Building civilization
As a child, Tan studied in a private village school, and the traditional aspects of his mindset created during this time lasted into his later years, including his insistence on using traditional bookkeeping notation. He was, however, also an innovator and someone willing to challenge the status quo, and despite being in geographically tiny Singapore, he always had his eyes on the global picture, always watching the colonial and global situations.
Tan spent the first five or six years of his time in the rubber industry investigating ways to lower the failure rates of his gumboots, raincoats, and gloves. Later, with American technology unavailable, he spent five years working to overcome all manner of technical difficulties, finally lowering the failure rate of his tires from 30% to 2%. Through advertising, Tan was able to build up sales channels and break the monopoly the British held on international trade in Singapore.

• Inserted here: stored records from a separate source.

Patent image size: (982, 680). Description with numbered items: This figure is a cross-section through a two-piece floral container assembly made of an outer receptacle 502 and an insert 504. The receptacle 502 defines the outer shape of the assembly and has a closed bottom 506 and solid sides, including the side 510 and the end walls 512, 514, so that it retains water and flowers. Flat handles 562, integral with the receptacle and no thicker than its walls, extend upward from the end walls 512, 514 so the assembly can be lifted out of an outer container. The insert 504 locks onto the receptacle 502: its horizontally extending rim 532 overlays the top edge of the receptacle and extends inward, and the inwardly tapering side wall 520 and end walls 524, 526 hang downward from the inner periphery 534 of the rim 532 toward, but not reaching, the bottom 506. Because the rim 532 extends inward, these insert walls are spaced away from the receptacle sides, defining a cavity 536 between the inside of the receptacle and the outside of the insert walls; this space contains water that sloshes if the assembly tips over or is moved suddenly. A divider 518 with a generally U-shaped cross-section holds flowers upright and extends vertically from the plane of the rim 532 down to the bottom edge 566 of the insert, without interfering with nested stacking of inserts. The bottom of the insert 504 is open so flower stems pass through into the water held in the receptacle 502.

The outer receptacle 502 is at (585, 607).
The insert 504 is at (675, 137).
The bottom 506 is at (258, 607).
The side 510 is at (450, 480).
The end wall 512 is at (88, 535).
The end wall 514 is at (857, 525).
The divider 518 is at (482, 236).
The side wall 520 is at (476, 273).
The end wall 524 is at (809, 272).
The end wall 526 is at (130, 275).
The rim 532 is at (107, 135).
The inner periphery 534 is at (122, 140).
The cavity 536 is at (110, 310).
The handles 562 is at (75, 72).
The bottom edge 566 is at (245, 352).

In the midst of this trade war, Tan saw how overseas industrialists and China itself were both the weaker parties amidst the struggles they faced, as well as the threats his homeland faced and the continuing strengthening of Western civilization. He came to see that the "civilized" nations, which had the eyes of the world upon them, made the best use of resources and were focused on quality in production, placing them in the stronger position in the international market and leading to an increase in their power. At the same time, they promoted education and the fostering of new talent. All of these factors combined to create a virtuous circle for the strong, in which they became ever stronger.
Tan compared China to other rich nations in areas like literacy, governmental focus on education, perspectives on wealth, sense of responsibility to the community, and the people's ambition, quality of character, and mental outlook. He noticed that Singapore's death rate was gradually dropping, and in 1945 published the book Home and Hygiene in the hopes that his homeland would place greater emphasis on these two during their post-war reconstruction efforts.
Lifting China through education
Tan also noticed that of the US' 300 universities at the time, over 280 were funded in part by donations from businessmen, while in China, the wealthy were either hedonistic wastrels or misers who hoarded their money for their children and grandchildren. Neither type spent a cent on charity, nor had any sense of selfless service.
He concluded that "education is the foundation of a nation, and promoting it is the solemn duty of all citizens."
Tan then began dedicating his life's wealth and energy to fulfilling this duty. He lived his own life thriftily, with his biggest extravagance the occasional oyster omelet, while at the same time spending tens of millions on education, establishing Xiamen University back in China, amongst other things. The organizations he established included kindergartens, elementary schools, middle schools, girls' schools, and even specialist schools teaching education, aquaculture, sailing, business, agriculture, forestry, and traditional Chinese studies that became "Jimei Schools Village," which boasted excellent facilities. Even during the chaotic warlord period, Sun Yat-sen expressed his admiration for Jimei, calling it a place of peace for China and exhorting the people of Fujian and Guangdong to take particular care of it.
But Tan was not only concerned with his homeland, nor only with China and Singapore, but with all the people of the world. In his autobiography Nan-Chiao Reminiscences he wrote with longing not only for his beloved homeland, but also for a world of equality and fairness under the leadership of the "victorious nations" in the wake of the ravages of war. He wrote of his hope that war would be stamped out, that inequality would be erased, and that the nations of the world would cease their harsh legal restriction of overseas Chinese so that they too could contribute to the improvement of the world.
Tan Kah Kee's life was a microcosm of the overseas Chinese experience over the past century, and Singapore was able to offer someone like Tan the opportunity, geography, and community to become great both as a businessman and as a man. Looking back on what this paragon of virtue achieved, Singapore should consider itself honored to have had him.